De novembre 2014 à septembre 2021, l’intimé a eu deux rencontres avec le représentant. Comme celles-ci ne visaient pas leur assurance vie, les dossiers n’ont pas été révisés. Le comité constate que les consommateurs ont choisi de ne pas rencontrer leur représentant chaque année, car ils n’en sentaient pas le besoin.
Motifs
Selon le syndic, l’article 16 de la Loi sur la distribution de produits et services financiers impose un devoir de compétence et de professionnalisme au représentant. L’article 24 du Code de déontologie de la Chambre lui impose aussi de s’acquitter du mandat confié par le client avec diligence.
La simple erreur n’est pas une faute déontologique, précise le comité. « Il faut distinguer entre un comportement souhaitable et un comportement acceptable d’un professionnel en ce qu’un comportement peut ne pas être souhaitable et être néanmoins acceptable et ne pas constituer une faute déontologique. »
Le syndic reproche à l’intimé de n’avoir pas écrit le numéro de l’avenant temporaire dans sa lettre à l’assureur. Le représentant affirme que sa lettre ne comportait aucune ambiguïté : sur les deux produits inclus dans la police, un seul était une assurance vie temporaire et avait une date de renouvellement.
Selon lui, ce n’était qu’un copier-coller de l’avis de renouvellement de l’assureur, lequel ne comportait pas le numéro de l’avenant.
Le représentant d’ivari témoigne que la lettre de résiliation de l’assureur était claire et comprenait le numéro de la police. « La référence à l’objet de la lettre et à la suite de correspondance est pour lui sans pertinence », rapporte le comité.
La communication
Le comité estime que les lettres de résiliation peuvent porter à confusion. Mais celles-ci s’inscrivent dans une chaîne de communication qui comprend une police avec deux produits distincts.
« Il n’est pas déraisonnable de penser que les lettres rédigées par l’intimé sont une réponse aux avis de renouvellement envoyés par l’assureur et ne portent que sur ce qui a fait l’objet des avis de renouvellement de l’assureur », indique le comité.
Même si les lettres de l’intimé auraient pu être mieux rédigées et plus précises, il ne s’agit pas là d’une faute suffisamment grave pour être une faute déontologique. Cet imbroglio aurait pu être évité facilement si l’assureur avait porté attention à l’objet pourtant clairement indiqué sur les lettres.

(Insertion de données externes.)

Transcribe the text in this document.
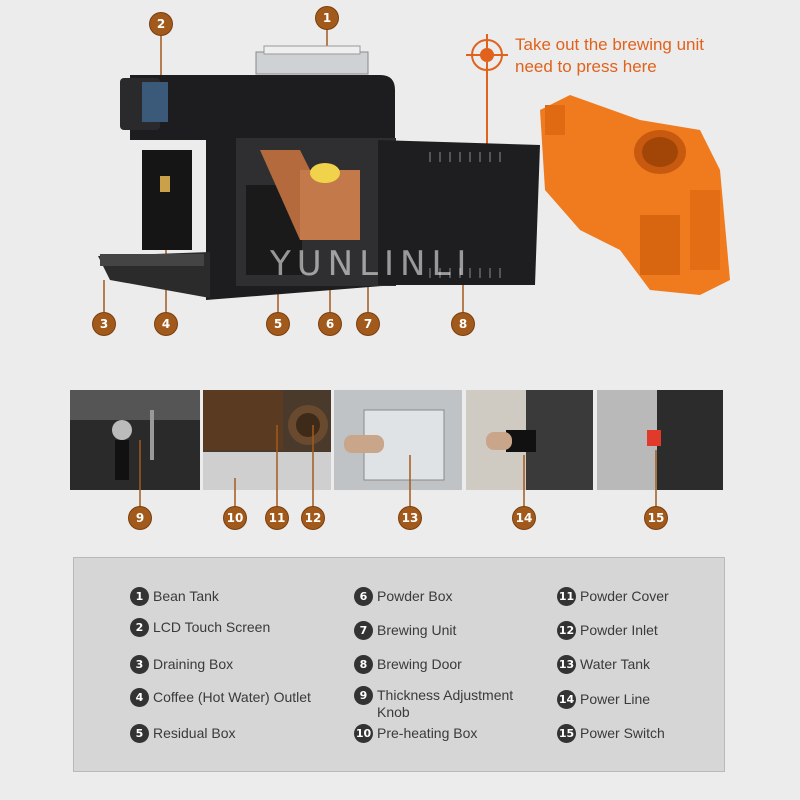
Take out the brewing unit
need to press here
YUNLINLI
1
2
3	4	5	6	7	8
9	10 11 12	13	14	15
1 Bean Tank
2 LCD Touch Screen
3 Draining Box
4 Coffee (Hot Water) Outlet
5 Residual Box
6 Powder Box
7 Brewing Unit
8 Brewing Door
9 Thickness Adjustment Knob
10 Pre-heating Box
11 Powder Cover
12 Powder Inlet
13 Water Tank
14 Power Line
15 Power Switch
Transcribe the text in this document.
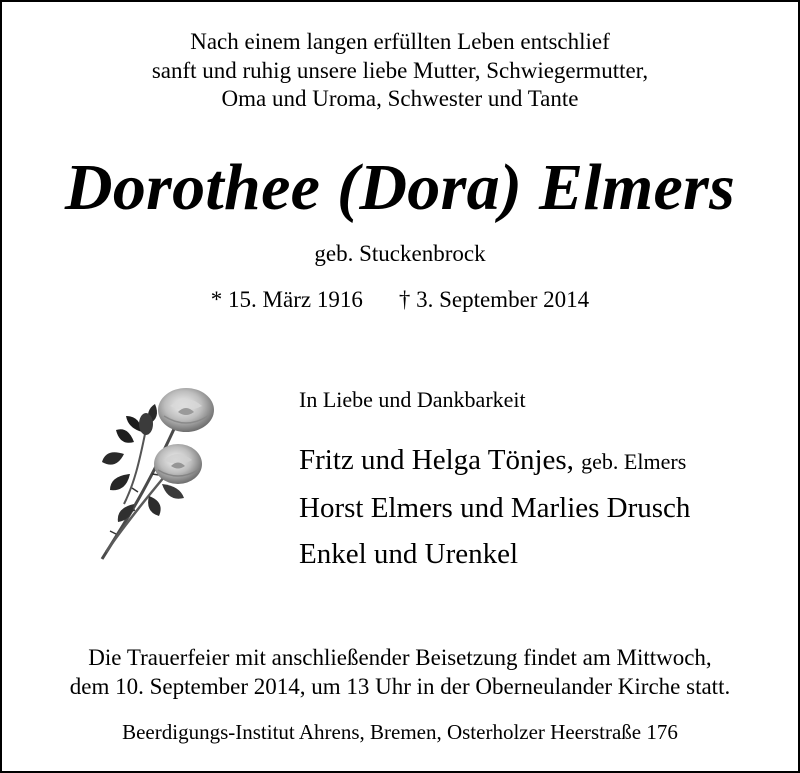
Nach einem langen erfüllten Leben entschlief
sanft und ruhig unsere liebe Mutter, Schwiegermutter,
Oma und Uroma, Schwester und Tante
Dorothee (Dora) Elmers
geb. Stuckenbrock
* 15. März 1916 † 3. September 2014
In Liebe und Dankbarkeit
Fritz und Helga Tönjes, geb. Elmers
Horst Elmers und Marlies Drusch
Enkel und Urenkel
Die Trauerfeier mit anschließender Beisetzung findet am Mittwoch,
dem 10. September 2014, um 13 Uhr in der Oberneulander Kirche statt.
Beerdigungs-Institut Ahrens, Bremen, Osterholzer Heerstraße 176
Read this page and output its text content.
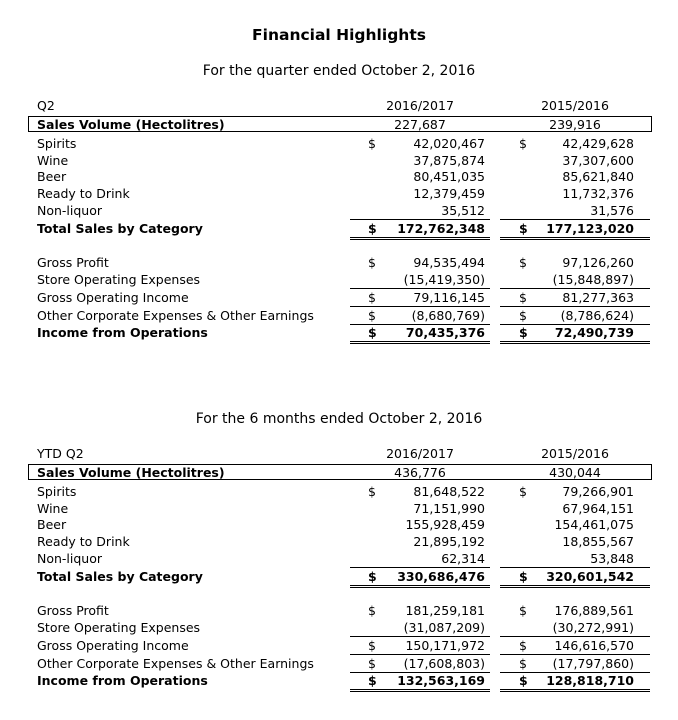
Financial Highlights
For the quarter ended October 2, 2016
Q2	2016/2017	2015/2016
Sales Volume (Hectolitres)	227,687	239,916
Spirits	$	42,020,467	$	42,429,628
Wine	37,875,874	37,307,600
Beer	80,451,035	85,621,840
Ready to Drink	12,379,459	11,732,376
Non-liquor	35,512	31,576
Total Sales by Category	$	172,762,348	$	177,123,020
Gross Profit	$	94,535,494	$	97,126,260
Store Operating Expenses	(15,419,350)	(15,848,897)
Gross Operating Income	$	79,116,145	$	81,277,363
Other Corporate Expenses & Other Earnings	$	(8,680,769)	$	(8,786,624)
Income from Operations	$	70,435,376	$	72,490,739
For the 6 months ended October 2, 2016
YTD Q2	2016/2017	2015/2016
Sales Volume (Hectolitres)	436,776	430,044
Spirits	$	81,648,522	$	79,266,901
Wine	71,151,990	67,964,151
Beer	155,928,459	154,461,075
Ready to Drink	21,895,192	18,855,567
Non-liquor	62,314	53,848
Total Sales by Category	$	330,686,476	$	320,601,542
Gross Profit	$	181,259,181	$	176,889,561
Store Operating Expenses	(31,087,209)	(30,272,991)
Gross Operating Income	$	150,171,972	$	146,616,570
Other Corporate Expenses & Other Earnings	$	(17,608,803)	$	(17,797,860)
Income from Operations	$	132,563,169	$	128,818,710
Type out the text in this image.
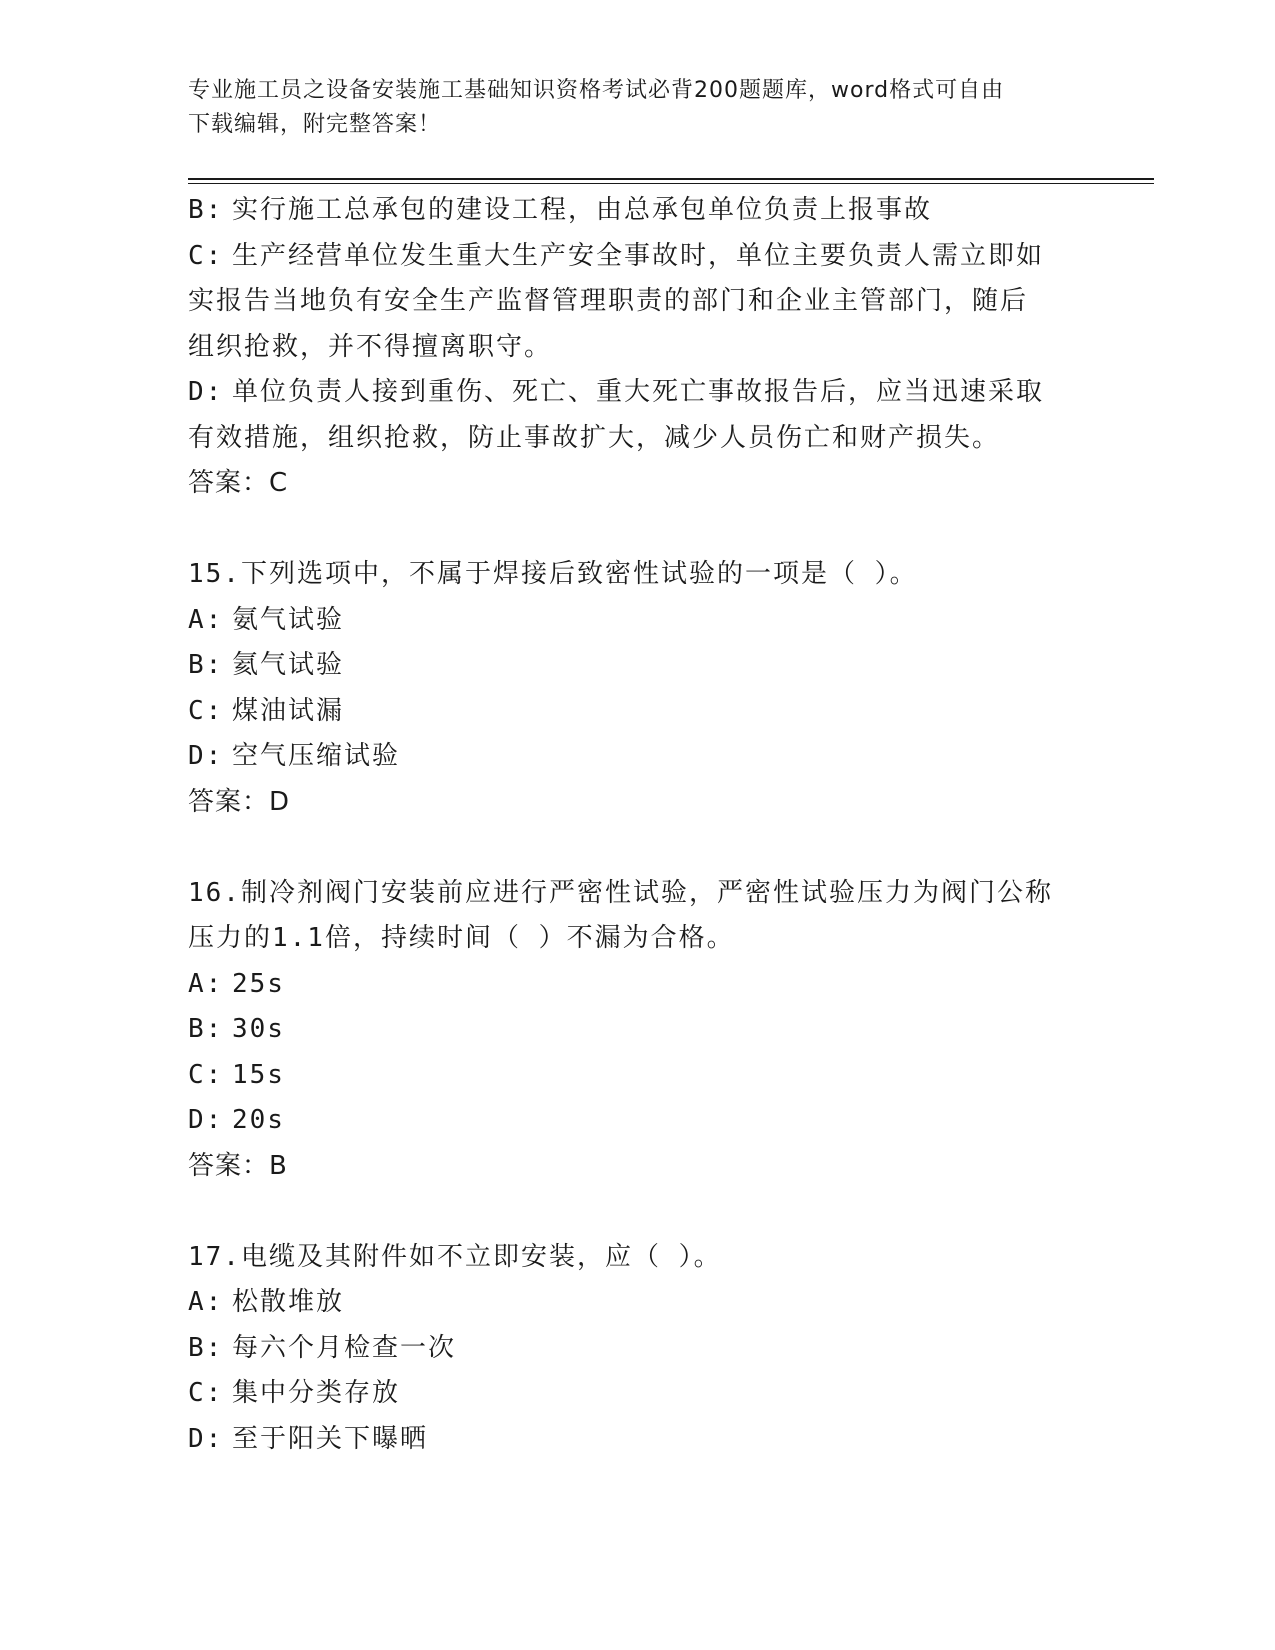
专业施工员之设备安装施工基础知识资格考试必背200题题库，word格式可自由
下载编辑，附完整答案！
B: 实行施工总承包的建设工程，由总承包单位负责上报事故
C: 生产经营单位发生重大生产安全事故时，单位主要负责人需立即如
实报告当地负有安全生产监督管理职责的部门和企业主管部门，随后
组织抢救，并不得擅离职守。
D: 单位负责人接到重伤、死亡、重大死亡事故报告后，应当迅速采取
有效措施，组织抢救，防止事故扩大，减少人员伤亡和财产损失。
答案：C
15.下列选项中，不属于焊接后致密性试验的一项是（ ）。
A: 氨气试验
B: 氦气试验
C: 煤油试漏
D: 空气压缩试验
答案：D
16.制冷剂阀门安装前应进行严密性试验，严密性试验压力为阀门公称
压力的1.1倍，持续时间（ ）不漏为合格。
A: 25s
B: 30s
C: 15s
D: 20s
答案：B
17.电缆及其附件如不立即安装，应（ ）。
A: 松散堆放
B: 每六个月检查一次
C: 集中分类存放
D: 至于阳关下曝晒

Le comité souligne aussi que l’assureur aurait pu contacter l’intimé pour lui demander des précisions. On parle quand même ici de deux polices dont les primes étaient payées par les consommateurs depuis 20 ans.
Pour chaque client, la police au complet ayant été résiliée par une lettre très claire de l’assureur, l’intimé n’a pas suivi le mandat confié par les clients, ce qui contrevient à l’article 24 du Code, affirme le syndic.
Pour le comité, il est assez évident qu’une lecture attentive de la lettre de confirmation de l’assureur aurait permis de constater la résiliation.
Le comité estime néanmoins que l’intimé pouvait raisonnablement présumer que la lettre de l’assureur était une réponse à sa demande et rien d’autre, en réaction à l’avis de renouvellement de la couverture temporaire.
Le fait de ne pas avoir porté attention au texte de l’avis de résiliation est certes une erreur, mais le comité répète que la faute n’est pas suffisamment grave pour constituer un manquement déontologique.
L’intimé est acquitté des deux manquements inscrits au seul chef d’accusation de la plainte. Il est maintenant à la retraite et son permis n’est plus valide depuis l’automne 2022.